La Belle: Rigging in the Days of the Spritsail Topmast, a Reconstruction of a Seventeenth-Century Ship's Rig
Catharine Leigh Inbody Corder
Thesis: December 2007
Chair: Crisman
Nautical Archaeology Program
La Belle's rigging
assemblage has provided a rare and valuable source of knowledge of
17th-century riggin in general and in particular, French and small-ship
rigging characteristics. With over 400 individual items including
nearly 160 wood and iron artifacts, this assemblage stands out as one
of the most substantial and varied among all available rigging
assemblages and currently is the only assemblage of 17th-century French
rigging published. Furthermore, French rigging in gerneral has
not been as well definted as English rigging, nor has the 17th century
been as well researched as the 18th.
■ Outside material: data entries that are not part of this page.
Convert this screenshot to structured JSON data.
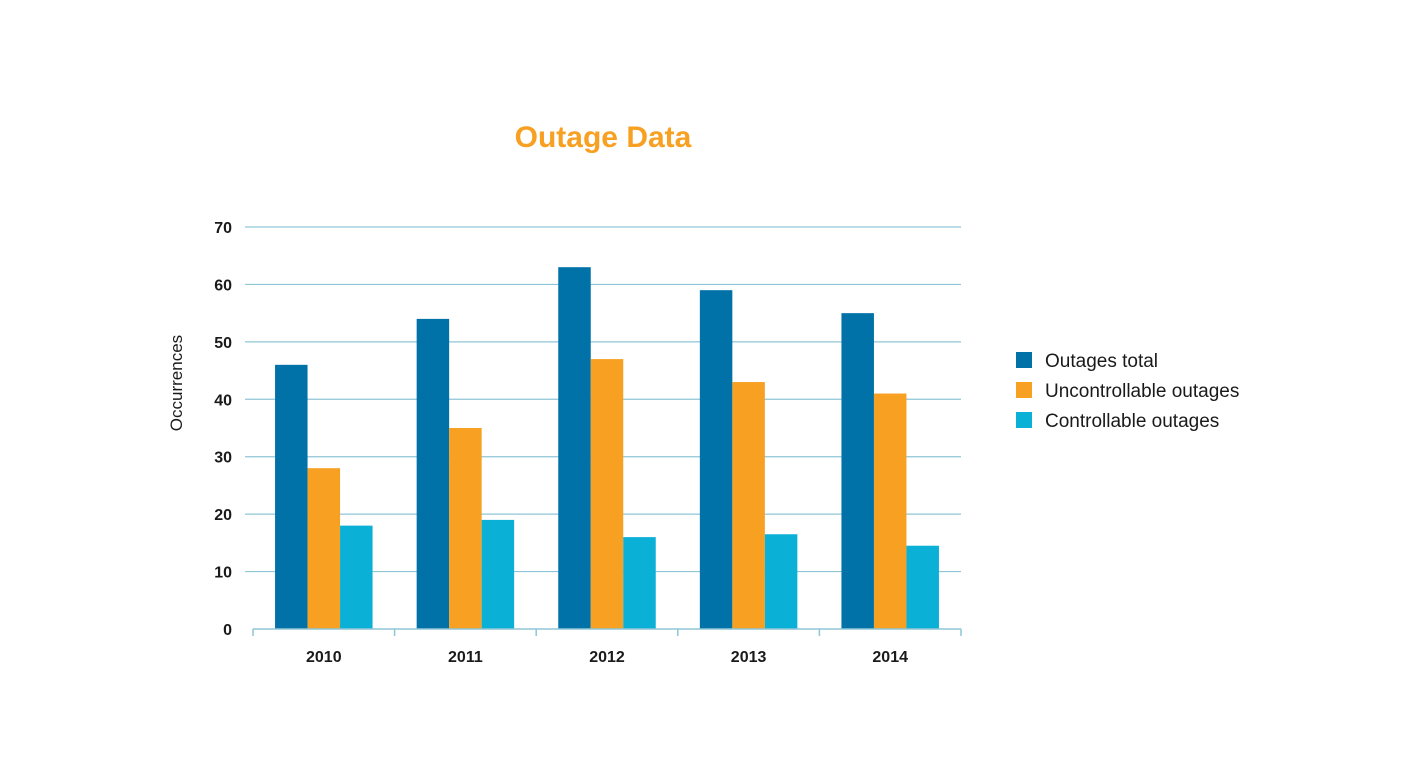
{
  "chart_data": {
    "type": "bar",
    "title": "Outage Data",
    "xlabel": "",
    "ylabel": "Occurrences",
    "categories": [
      "2010",
      "2011",
      "2012",
      "2013",
      "2014"
    ],
    "ylim": [
      0,
      70
    ],
    "yticks": [
      0,
      10,
      20,
      30,
      40,
      50,
      60,
      70
    ],
    "grid": true,
    "legend_position": "right",
    "series": [
      {
        "name": "Outages total",
        "color": "#0072a8",
        "values": [
          46,
          54,
          63,
          59,
          55
        ]
      },
      {
        "name": "Uncontrollable outages",
        "color": "#f7a021",
        "values": [
          28,
          35,
          47,
          43,
          41
        ]
      },
      {
        "name": "Controllable outages",
        "color": "#0ab0d6",
        "values": [
          18,
          19,
          16,
          16.5,
          14.5
        ]
      }
    ],
    "title_color": "#f7a021",
    "grid_color": "#8fc6d6"
  }
}
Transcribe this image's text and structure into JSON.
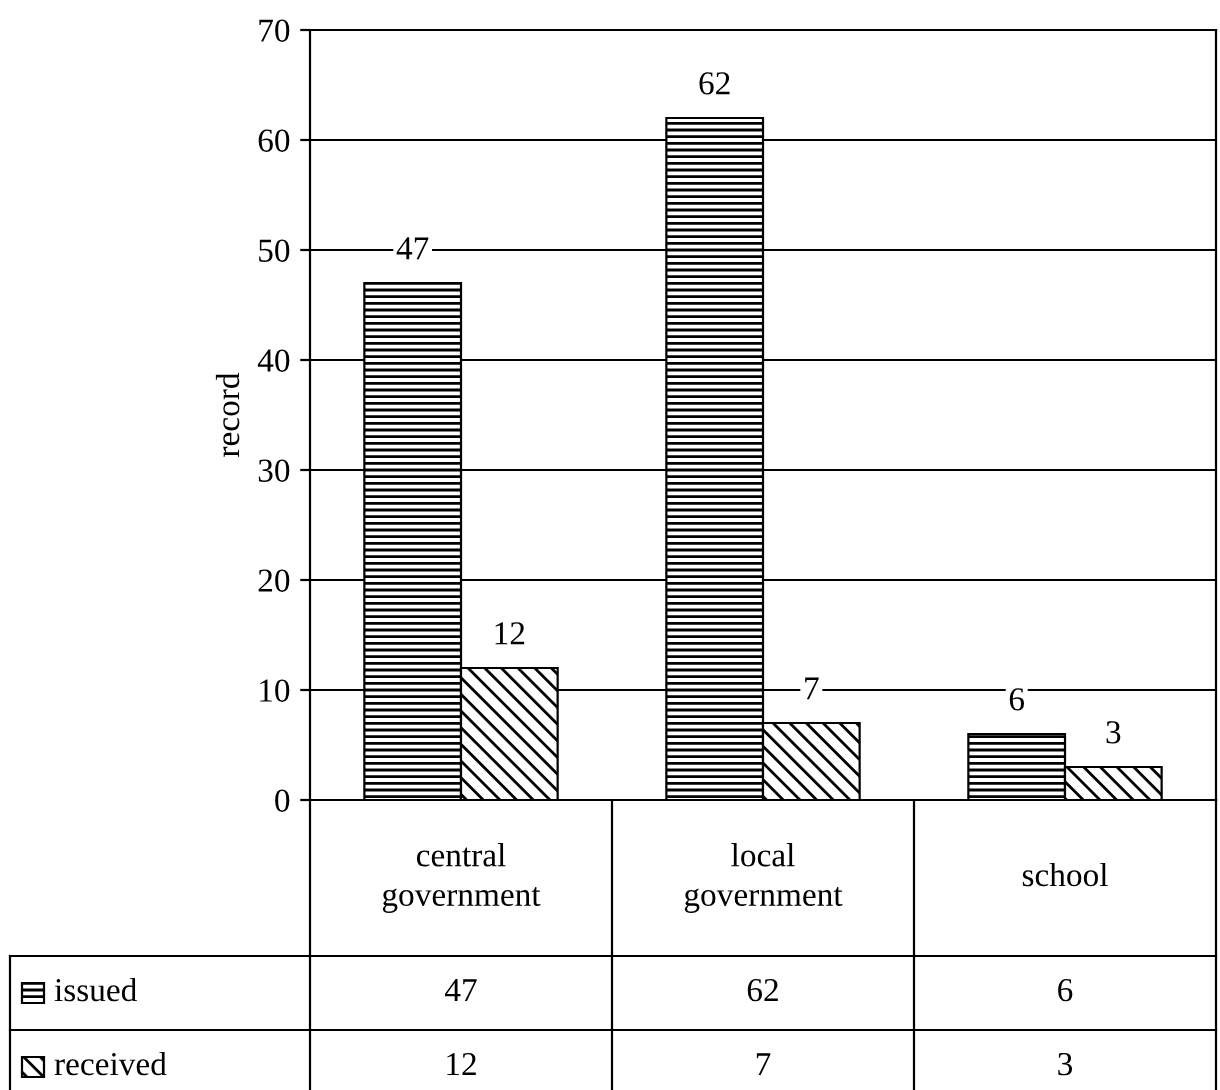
{
  "chart_data": {
    "type": "bar",
    "ylabel": "record",
    "categories": [
      "central government",
      "local government",
      "school"
    ],
    "series": [
      {
        "name": "issued",
        "color": "#000000",
        "values": [
          47,
          62,
          6
        ],
        "value_labels": [
          "47",
          "62",
          "6"
        ]
      },
      {
        "name": "received",
        "color": "#000000",
        "values": [
          12,
          7,
          3
        ],
        "value_labels": [
          "12",
          "7",
          "3"
        ]
      }
    ],
    "ylim": [
      0,
      70
    ],
    "yticks": [
      0,
      10,
      20,
      30,
      40,
      50,
      60,
      70
    ],
    "grid": "y",
    "legend": "bottom",
    "annotations": [
      "47",
      "62",
      "6",
      "12",
      "7",
      "3"
    ]
  }
}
As such, La Belle's
rigging assemblage has provided a valuable source of knowledge whose
research will hopefully provicde a valuable foundation on which future
studies can be built. Specifically, this project has attempted to
catalogue these artifacts and reconstruction a plausible 17th-century
French rig. This projects has further attempted to define the
differences between the better known English rigging features and those
more characteristic of the French and the Dutch. The
reconstruction is based on the specific details derived from La Belle's
artifacts as well as contemporary French and other continental sources
such as rigging assemblages, ship models, treatises, and nautical
dictionaries. Together, these have suggested that La Belle probably carried a relatively simple rig with decidedly seventeenth-century characteristics and a Dutch influence.